Branch delegates should also reflect on whether they can wait for five years when faced with a leadership that seems to get its orders elsewhere. The notion that people’s power lies with the branches has never faced a real test than is the case now. Branches are the party’s foot soldiers on the ground. They are aware of the general dissatisfaction and frustration that communities are undergoing. African communities have become concentration camps of degrading poverty, unemployment and hopelessness.

Branch delegates should be reminded that they have the authority to reverse any of the self-serving decisions that were taken by the outgoing leadership. The step aside principle remains the most contentious. Perceptions abound that under the pretext of fighting corruption, the state’s repressive apparatus has been weaponised to deal decisively with those that the current leadership considers to be political threats. The future of the ANC hangs in the balance. Unless branches are already bought, they should know that returning the current leadership would serve as a ringing endorsement of its past performance. In Ramaphosa is re-elected, so what? (Sunday Times, 16/10/2022) columnist and former editor Peter Bruce could not have been more blunt in his remarks.

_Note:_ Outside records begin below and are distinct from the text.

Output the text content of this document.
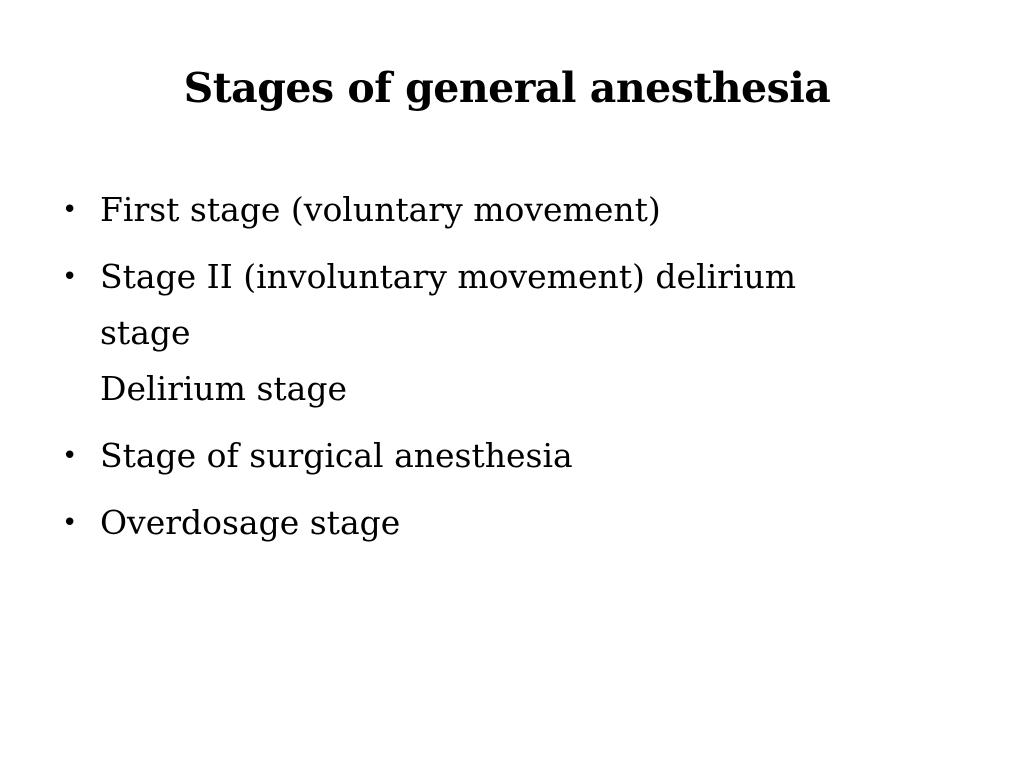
Stages of general anesthesia
• First stage (voluntary movement)
• Stage II (involuntary movement) delirium
stage
Delirium stage
• Stage of surgical anesthesia
• Overdosage stage
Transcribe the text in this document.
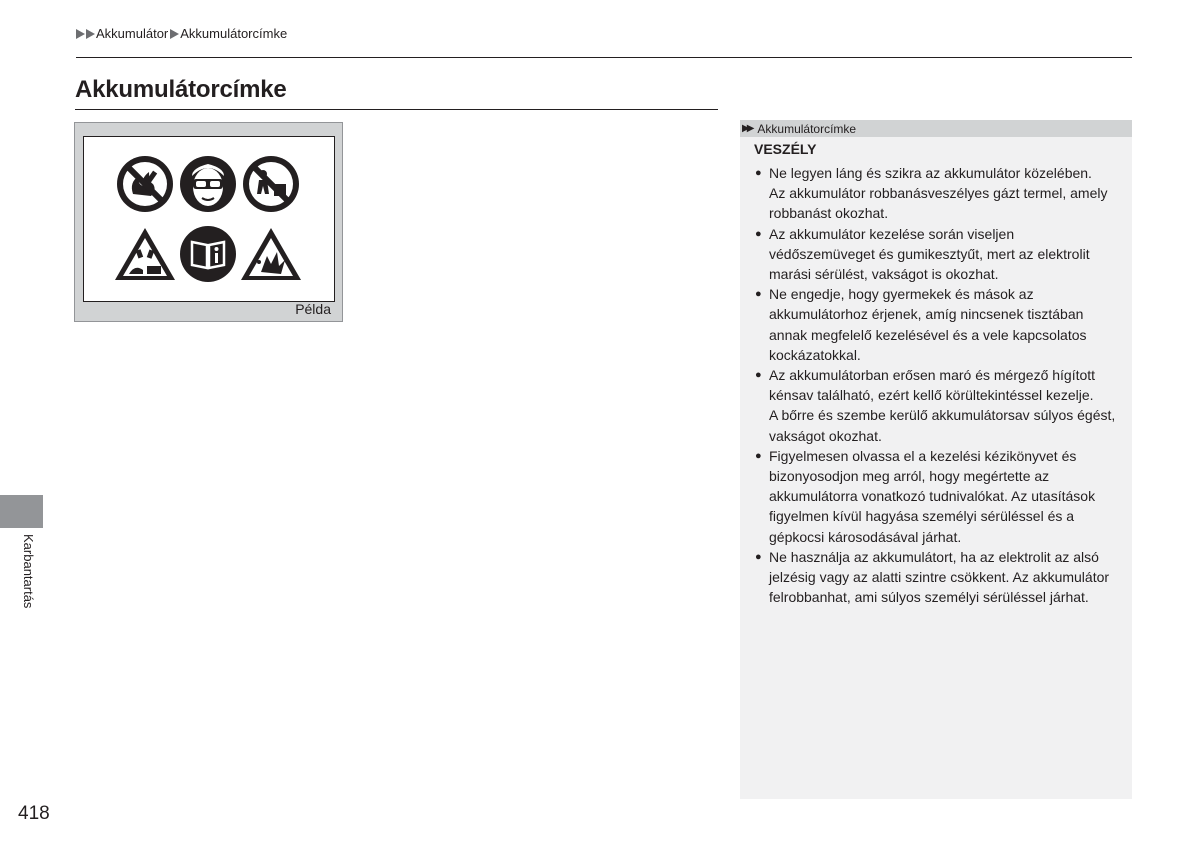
Akkumulátor Akkumulátorcímke
Akkumulátorcímke
Példa
▶▶ Akkumulátorcímke
VESZÉLY
● Ne legyen láng és szikra az akkumulátor közelében.
Az akkumulátor robbanásveszélyes gázt termel, amely
robbanást okozhat.
● Az akkumulátor kezelése során viseljen
védőszemüveget és gumikesztyűt, mert az elektrolit
marási sérülést, vakságot is okozhat.
● Ne engedje, hogy gyermekek és mások az
akkumulátorhoz érjenek, amíg nincsenek tisztában
annak megfelelő kezelésével és a vele kapcsolatos
kockázatokkal.
● Az akkumulátorban erősen maró és mérgező hígított
kénsav található, ezért kellő körültekintéssel kezelje.
A bőrre és szembe kerülő akkumulátorsav súlyos égést,
vakságot okozhat.
● Figyelmesen olvassa el a kezelési kézikönyvet és
bizonyosodjon meg arról, hogy megértette az
akkumulátorra vonatkozó tudnivalókat. Az utasítások
figyelmen kívül hagyása személyi sérüléssel és a
gépkocsi károsodásával járhat.
● Ne használja az akkumulátort, ha az elektrolit az alsó
jelzésig vagy az alatti szintre csökkent. Az akkumulátor
felrobbanhat, ami súlyos személyi sérüléssel járhat.
Karbantartás
418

“Ramaphosa re-elected means broadly that nothing will change. Sure, he would have new party colleagues to whom he would need to extend patronage in the form of cabinet jobs and the like. But we would still be stuck with a leader who cannot seem to join up talk and action, who simply cannot make things happen. . .. Cyril reborn is pie in the sky. Just not going to happen.”

Branches face the enormous task of having to reclaim the ANC. For now, the party is led by individuals who are seen to be agents of foreign interests.